The older brokers in the office all threw around Buffett's name, so Blaine did too. Buffett was useful because everyone knew who he was and everyone thought he had made his money picking stocks. Blaine was picking stocks just like Buffett but using different criteria. The traders in New York would accumulate a block of shares, driving the price up, and then get brokers like Blaine to unload the shares quickly at the higher price—whereupon the price would, often as not, fall. "Seven months in at Lehman, I was one of the top rookie producers," Blaine says, "but every stock I bought went down." His ability to be wrong about the direction of an individual stock was uncanny, even to him. At first, he didn’t understand why his customers didn’t fire him, but soon he came to take their inertia for granted. "It was amazing, the gullibility of the investor," he says. "When you got a new customer, all you needed to do was get three trades out of him. Because one of them is going to work. But you have to get the second one done before the first one goes bad."
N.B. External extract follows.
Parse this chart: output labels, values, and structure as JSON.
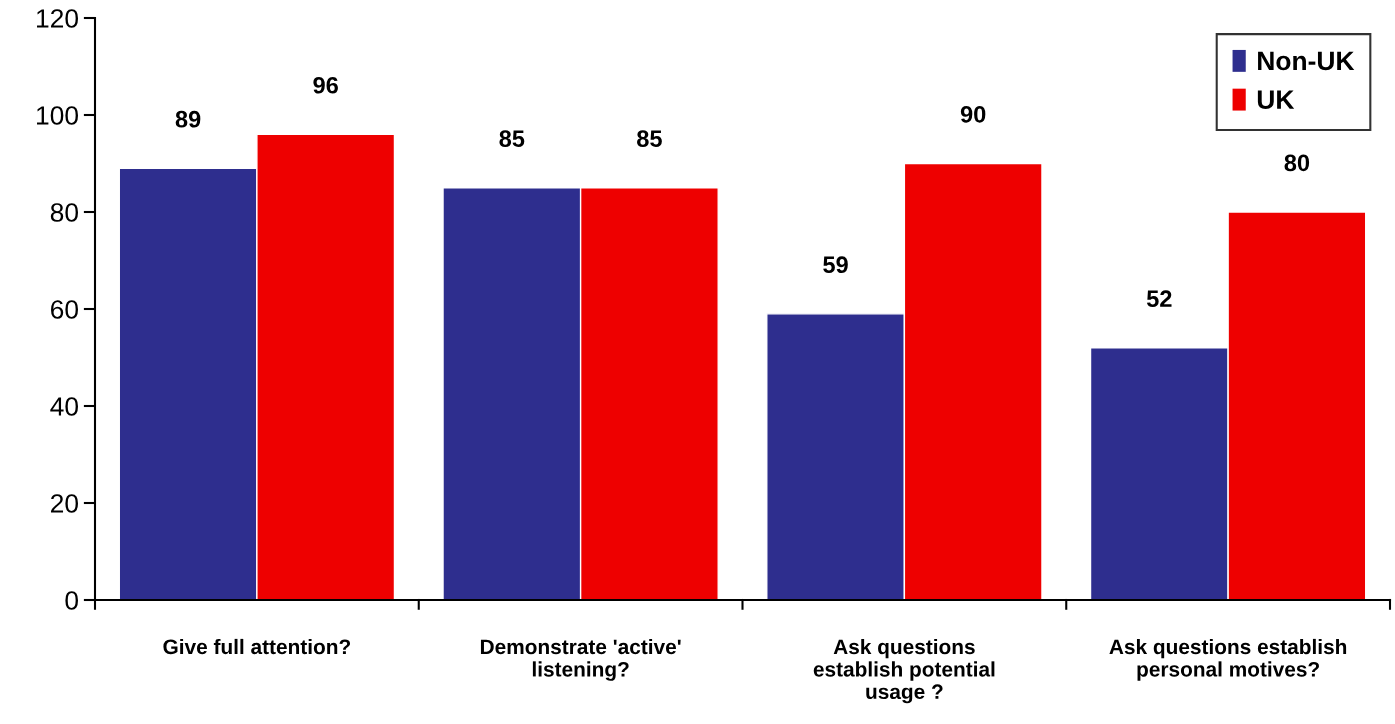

It wasn't exactly the career he’d hoped for. Once, he confessed to his boss his misgivings about the performance of his customers' portfolios. His boss told him point-blank, "Blaine, you're confused about your job." A fellow broker added, "Your job is to turn your clients' net worth into your own." Blaine wrote that down in his journal.
Then he caught a break. He met a girl who liked him. The girl went and told a friend about him. That friend was the business manager for the Rolling Stones. One thing led to another, and the Rolling Stones handed him $13 million to invest. It was that easy. This money constituted their tour fund, and they didn’t want to take any risks with it. "I went to my office manager and asked, 'What do I do with this?' And he looked at me and said, 'I dunno.' " Blaine was seriously unnerved: He knew how to sell stocks to strangers, but that skill had nothing to do with preserving a pile of capital. "All of a sudden, I got a real client," he says. "It wasn't from some cold call. I didn't want to lose the Rolling Stones' money." He decided to invest it in Treasury bills. "Right away, I’m in conflict with the firm. My colleagues gathered around this money and asked me, 'How are you going to gross this thing up?' " Meaning how would they be able to maximize their commissions. "And I said, 'What do you mean? It’s in T-bills.’ And they said, 'We can't make any money on this.' And that's when I said to myself, I gotta get out of here."
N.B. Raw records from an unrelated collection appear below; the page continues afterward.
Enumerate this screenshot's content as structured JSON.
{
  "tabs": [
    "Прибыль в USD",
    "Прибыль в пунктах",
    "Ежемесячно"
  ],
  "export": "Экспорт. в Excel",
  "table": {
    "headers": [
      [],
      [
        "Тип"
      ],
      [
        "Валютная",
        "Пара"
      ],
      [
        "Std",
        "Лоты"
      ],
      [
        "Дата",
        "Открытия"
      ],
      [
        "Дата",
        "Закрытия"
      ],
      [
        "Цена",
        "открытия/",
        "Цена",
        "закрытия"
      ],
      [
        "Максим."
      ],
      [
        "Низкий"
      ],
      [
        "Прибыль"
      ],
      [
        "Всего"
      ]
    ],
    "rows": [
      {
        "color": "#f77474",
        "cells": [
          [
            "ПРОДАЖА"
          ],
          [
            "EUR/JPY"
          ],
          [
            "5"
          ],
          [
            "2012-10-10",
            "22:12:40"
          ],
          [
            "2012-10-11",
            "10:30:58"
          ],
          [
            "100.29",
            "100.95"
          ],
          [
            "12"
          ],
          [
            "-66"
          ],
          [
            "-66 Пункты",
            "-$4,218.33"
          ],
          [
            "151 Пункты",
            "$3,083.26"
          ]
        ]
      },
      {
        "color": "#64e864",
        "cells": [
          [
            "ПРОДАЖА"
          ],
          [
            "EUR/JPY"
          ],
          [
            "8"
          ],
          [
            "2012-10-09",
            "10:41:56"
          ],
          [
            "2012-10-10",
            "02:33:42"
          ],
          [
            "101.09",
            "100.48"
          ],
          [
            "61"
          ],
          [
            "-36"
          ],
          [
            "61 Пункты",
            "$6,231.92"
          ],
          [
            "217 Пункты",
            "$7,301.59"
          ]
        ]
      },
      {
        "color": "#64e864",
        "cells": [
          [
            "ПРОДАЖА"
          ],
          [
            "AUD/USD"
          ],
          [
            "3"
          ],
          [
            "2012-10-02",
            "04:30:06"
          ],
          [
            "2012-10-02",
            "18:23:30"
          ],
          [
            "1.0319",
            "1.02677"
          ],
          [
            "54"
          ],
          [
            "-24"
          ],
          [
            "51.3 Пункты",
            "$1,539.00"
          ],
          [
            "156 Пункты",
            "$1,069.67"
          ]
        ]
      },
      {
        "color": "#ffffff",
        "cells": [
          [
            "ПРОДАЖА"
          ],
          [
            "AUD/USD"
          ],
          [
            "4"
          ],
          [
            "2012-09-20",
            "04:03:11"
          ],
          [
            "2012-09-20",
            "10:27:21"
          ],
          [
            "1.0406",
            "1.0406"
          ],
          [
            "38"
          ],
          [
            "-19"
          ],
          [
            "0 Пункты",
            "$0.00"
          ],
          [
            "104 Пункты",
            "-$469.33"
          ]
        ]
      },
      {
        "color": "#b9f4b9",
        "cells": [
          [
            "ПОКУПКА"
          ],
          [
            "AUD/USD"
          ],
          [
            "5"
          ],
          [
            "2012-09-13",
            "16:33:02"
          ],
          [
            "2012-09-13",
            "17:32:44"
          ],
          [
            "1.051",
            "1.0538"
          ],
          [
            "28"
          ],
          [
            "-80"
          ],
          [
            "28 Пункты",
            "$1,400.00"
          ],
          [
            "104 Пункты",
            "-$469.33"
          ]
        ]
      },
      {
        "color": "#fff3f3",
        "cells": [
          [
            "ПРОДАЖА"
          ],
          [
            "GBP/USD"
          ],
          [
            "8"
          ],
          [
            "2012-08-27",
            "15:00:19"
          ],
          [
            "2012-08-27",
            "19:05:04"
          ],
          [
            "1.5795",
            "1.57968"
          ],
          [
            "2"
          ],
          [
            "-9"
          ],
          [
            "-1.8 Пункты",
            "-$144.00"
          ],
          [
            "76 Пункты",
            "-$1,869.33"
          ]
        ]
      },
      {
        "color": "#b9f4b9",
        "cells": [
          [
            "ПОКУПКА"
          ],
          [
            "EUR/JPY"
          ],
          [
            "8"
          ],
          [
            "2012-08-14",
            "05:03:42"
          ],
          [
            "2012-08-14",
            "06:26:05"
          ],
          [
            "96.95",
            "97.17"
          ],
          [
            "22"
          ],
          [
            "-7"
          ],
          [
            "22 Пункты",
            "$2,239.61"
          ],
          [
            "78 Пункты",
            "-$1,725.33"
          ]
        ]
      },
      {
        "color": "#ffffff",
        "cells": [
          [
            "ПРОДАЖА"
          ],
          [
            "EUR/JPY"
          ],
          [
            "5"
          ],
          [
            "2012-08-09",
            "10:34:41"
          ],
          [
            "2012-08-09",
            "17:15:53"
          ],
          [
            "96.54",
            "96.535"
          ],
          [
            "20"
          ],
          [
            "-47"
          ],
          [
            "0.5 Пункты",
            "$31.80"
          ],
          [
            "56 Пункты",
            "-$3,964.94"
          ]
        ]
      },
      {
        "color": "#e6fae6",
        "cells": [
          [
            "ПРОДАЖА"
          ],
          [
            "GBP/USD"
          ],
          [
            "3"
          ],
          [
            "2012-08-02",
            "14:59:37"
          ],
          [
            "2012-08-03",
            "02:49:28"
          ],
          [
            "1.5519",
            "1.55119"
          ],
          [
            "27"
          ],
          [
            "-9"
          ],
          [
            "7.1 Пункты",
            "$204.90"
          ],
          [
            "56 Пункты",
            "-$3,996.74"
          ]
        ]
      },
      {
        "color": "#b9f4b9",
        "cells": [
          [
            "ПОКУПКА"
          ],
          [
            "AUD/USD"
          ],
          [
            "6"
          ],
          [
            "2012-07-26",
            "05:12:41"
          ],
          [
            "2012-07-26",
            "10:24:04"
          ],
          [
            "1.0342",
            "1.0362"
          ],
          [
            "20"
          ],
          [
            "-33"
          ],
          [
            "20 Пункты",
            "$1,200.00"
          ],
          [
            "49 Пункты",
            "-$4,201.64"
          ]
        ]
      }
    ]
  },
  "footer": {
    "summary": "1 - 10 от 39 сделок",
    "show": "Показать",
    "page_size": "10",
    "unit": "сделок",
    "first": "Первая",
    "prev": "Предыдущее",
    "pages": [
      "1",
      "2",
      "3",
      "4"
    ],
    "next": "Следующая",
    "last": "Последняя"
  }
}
He quit Lehman Brothers and took a job at the Los Angeles office of Bear Stearns. But Bear wasn’t any better. He says he was pressured to make transactions rather than give good advice. The stories he told himself to feel better about his career became less and less plausible. The nicest thing he could say about himself was that he hadn’t broken the law. He hadn’t bankrupted anyone or anything like that. But when he stepped back from his job and really looked at it, he realized that a huge amount of his time and energy went into making people feel happy about his advice when they should have been furious. The problem was the constant tension between company and client, caused by the firm’s inability to know what the market or any particular stock was going to do next. “I always thought there was going to be a place where the client wouldn’t be compromised and the broker wouldn’t be compromised,” he says. “But it was the same everywhere. It was all about getting people to transact.” And these weren’t bucket shops; they were Wall Street’s most distinguished firms.
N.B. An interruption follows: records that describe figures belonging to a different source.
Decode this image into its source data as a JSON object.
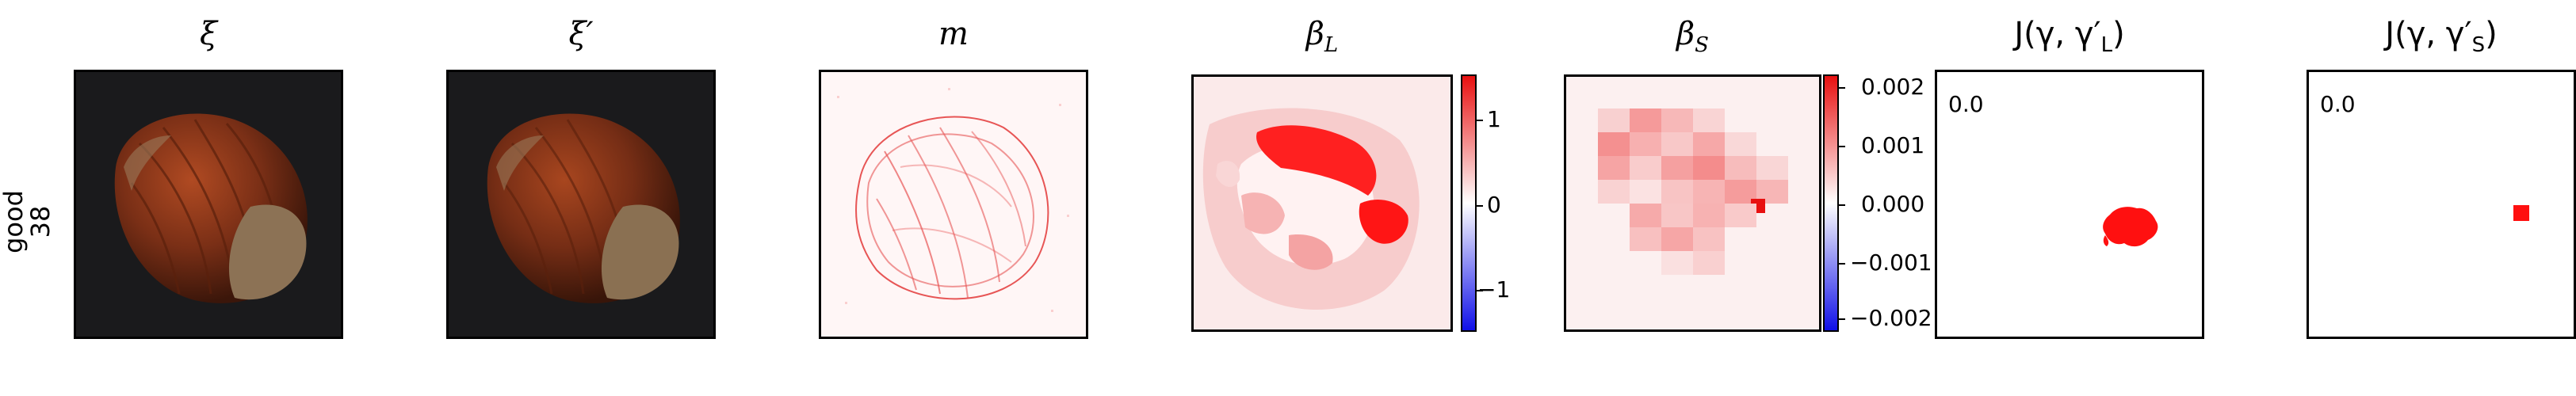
{
  "row": {
    "label_line1": "good",
    "label_line2": "38"
  },
  "panels": {
    "xi": {
      "title": "ξ"
    },
    "xi_prime": {
      "title": "ξ′"
    },
    "m": {
      "title": "m"
    },
    "beta_L": {
      "title_main": "β",
      "title_sub": "L",
      "ticks": [
        "1",
        "0",
        "−1"
      ]
    },
    "beta_S": {
      "title_main": "β",
      "title_sub": "S",
      "ticks": [
        "0.002",
        "0.001",
        "0.000",
        "−0.001",
        "−0.002"
      ]
    },
    "J_L": {
      "title": "J(γ, γ′",
      "title_sub": "L",
      "title_end": ")",
      "value": "0.0"
    },
    "J_S": {
      "title": "J(γ, γ′",
      "title_sub": "S",
      "title_end": ")",
      "value": "0.0"
    }
  },
  "colors": {
    "colormap_pos": "#ff0000",
    "colormap_neg": "#0000ff",
    "hazelnut": "#7a2f16",
    "background_dark": "#1a1a1c"
  }
}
He gave up on picking stocks and started picking fund managers instead. He'd sell his customers not on Cadbury Schweppes but on some mutual fund that his Wall Street firm was promoting. "I thought it was better than me picking stocks," he says. "But ultimately, these guys who ran the funds were just picking stocks like I was. And they weren’t any better at it.” The only thing that changed was Successful Telephone Selling in the '80s. It now had a new title: Successful Telephone Selling in the '90s.